Милдрэд, сама будучи из края овцеводства, отметила, что здешние овцы отличались от тех, какие водились в Денло. Шерсть у местных овец была не такая длинная и шелковистая, как у равнинных на востоке Англии, заметно короче, однако гуще — так что при стрижке здесь получали почти столько же шерсти, сколько и в хозяйстве ее отца, только, конечно, пониже сортом. Зато местная порода паслась на подножном корму, на горных пастбищах, куда изнеженных тонкорунных овец и загнать бы не удалось. И молока здешние овечки давали немало — один только овечий сыр оправдывал их содержание. Масть здешних овец была такая же белая, а вот ноги и мордочки — коричневыми.

А еще девушку восхищали собаки. Эти валлийские овчарки были прирожденными пастухами, для которых работа — смысл жизни. И если отара растягивалась, то стоило свистнуть Дроку и Лисе, как собаки срывались с места и носились вокруг овец, собирая их в плотную массу. Замечательные были собачки. Милдрэд дивилась их неутомимости, неприхотливости и работоспособности, и Родри тоже гордился ими. Правда, в отличие от девушки, он никогда не ласкал псов, иногда лишь вычесывал у них из шкуры колючки и проверял, нет ли в их густой шерсти клещей. Милдрэд же любила лишний раз погладить псов, сама вызвалась их кормить, порой просто бегала и дурачилась с ними. И спали они подле нее, чаще всего Лиса, которую Милдрэд особенно привечала.

Спать на воздухе оказалось даже приятно. Ночи были короткими, светлело рано, а темнело поздно. Милдрэд не просыпалась даже на рассвете, когда скорее всего можно было ожидать нападения волка и когда Родри поднимался, чтобы с собаками обойти отару. Девушка вставала позже, гнала овец на водопой, пока Родри доил корову и готовил нехитрый завтрак. Однако, когда Родри предложил ей выстригать у овец под хвостами, чтобы они не так пачкали шерсть, девушка с негодованием отказалась.

Родри сокрушенно вздыхал.

— Олвен! — только и сказал он, опять назвав ее этим странным именем, к которому она постепенно стала привыкать. Однако в этот миг ей почудилась в нем едва ли не насмешка.

— Знай свою работу, пастух! — огрызнулась юная леди.

Постепенно она даже стала находить своеобразное удовольствие в пастушеской жизни. В этой пустынной местности она вместе с собаками бегала, как козочка, по склонам в своей короткой рыжей тунике без рукавов, позволив волосам свободно развеваться за спиной.

Такой ее однажды и увидели возникшие словно из ниоткуда трое валлийцев.

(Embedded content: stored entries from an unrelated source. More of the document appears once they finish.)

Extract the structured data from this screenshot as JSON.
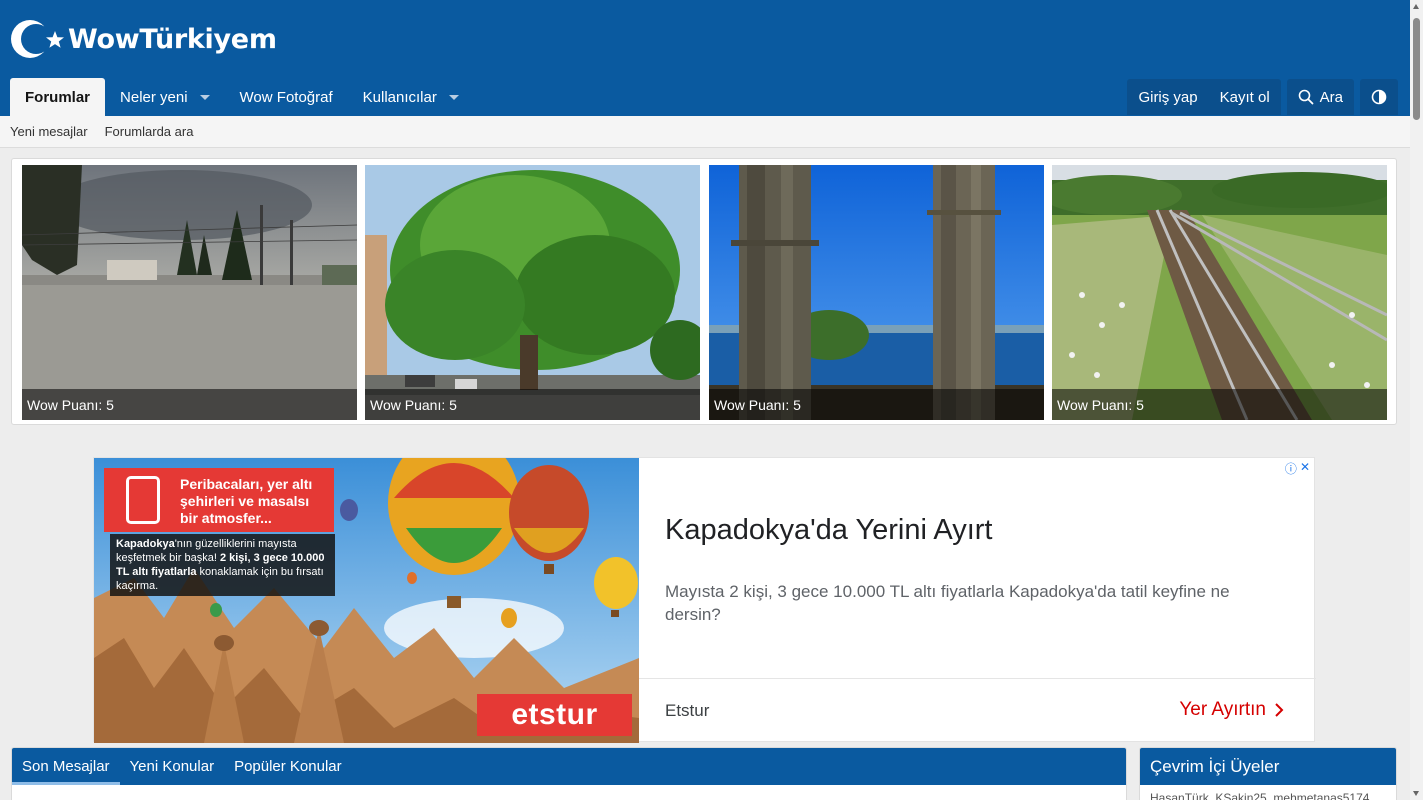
{
  "site": {
    "logo_text": "WowTürkiyem"
  },
  "nav": {
    "tabs": [
      {
        "label": "Forumlar",
        "active": true
      },
      {
        "label": "Neler yeni",
        "has_dropdown": true
      },
      {
        "label": "Wow Fotoğraf"
      },
      {
        "label": "Kullanıcılar",
        "has_dropdown": true
      }
    ],
    "login": "Giriş yap",
    "register": "Kayıt ol",
    "search": "Ara",
    "style_toggle_icon": "contrast-icon"
  },
  "subnav": {
    "links": [
      "Yeni mesajlar",
      "Forumlarda ara"
    ]
  },
  "gallery": {
    "photos": [
      {
        "caption": "Wow Puanı: 5",
        "subject": "evening road with cypress trees"
      },
      {
        "caption": "Wow Puanı: 5",
        "subject": "large green tree"
      },
      {
        "caption": "Wow Puanı: 5",
        "subject": "ancient columns by the sea"
      },
      {
        "caption": "Wow Puanı: 5",
        "subject": "railway through meadow"
      }
    ]
  },
  "ad": {
    "image_title": "Peribacaları, yer altı şehirleri ve masalsı bir atmosfer...",
    "image_text_1": "Kapadokya",
    "image_text_2": "'nın güzelliklerini mayısta keşfetmek bir başka! ",
    "image_text_3": "2 kişi, 3 gece 10.000 TL altı fiyatlarla",
    "image_text_4": " konaklamak için bu fırsatı kaçırma.",
    "brand_logo": "etstur",
    "headline": "Kapadokya'da Yerini Ayırt",
    "description": "Mayısta 2 kişi, 3 gece 10.000 TL altı fiyatlarla Kapadokya'da tatil keyfine ne dersin?",
    "advertiser": "Etstur",
    "cta": "Yer Ayırtın",
    "choices_icons": [
      "info-icon",
      "close-icon"
    ]
  },
  "widgets": {
    "tabs": [
      "Son Mesajlar",
      "Yeni Konular",
      "Popüler Konular"
    ],
    "online_title": "Çevrim İçi Üyeler",
    "online_members": "HasanTürk, KSakin25, mehmetanas5174,"
  },
  "colors": {
    "brand": "#0a5aa0",
    "accent_red": "#e53935",
    "cta_red": "#d50000"
  }
}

Милдрэд их испугалась: они показались ей сущими дикарями — в меховых накидках, в коротких туниках и с голыми ногами, перетянутыми до колен крест-накрест ремнями, удерживавшими грубые башмаки. Их длинные волосы были лишь немногим короче, чем у нее, сильные руки украшала замысловатая татуировка, а взгляды были суровыми. При их появлении Милдрэд сразу кинулась к пастушьей хижине, во весь голос зовя сестру Урсулу. Однако когда та возникла из хижины в своем темном бенедиктинском одеянии, валлийцы поклонились ей с почтением. Сестра Урсула, сама будучи наполовину валлийкой, тут же перешла на местный язык, они переговорили, и когда лохматые парни из Уэльса взяли свои короткие луки и собрались уходить, они приветливо простились как с ней, так и с тревожно поглядывавшей на них Милдрэд.

— Тебе не стоит их так пугаться, — сказала монахиня, когда три силуэта в последний раз мелькнули на гребне холма. — Это всего лишь селяне из Лланселина, — она указала на дальнюю гряду, откуда порой долетал благовест колокола. — Они не безбожники, а в Лланселине есть небольшой храм Святого Силина, куда они ходят молиться. И хотя местная кельтская церковь отличается от нашей, валлийцы почитают священнослужителей. Своих обителей они не устраивают, но к монахиням-отшельницам относятся с глубочайшим уважением. Меня они приняли за одну из таких. К тому же я напомнила, что эта земля охраняется самим Черным Волком, а его они почитают.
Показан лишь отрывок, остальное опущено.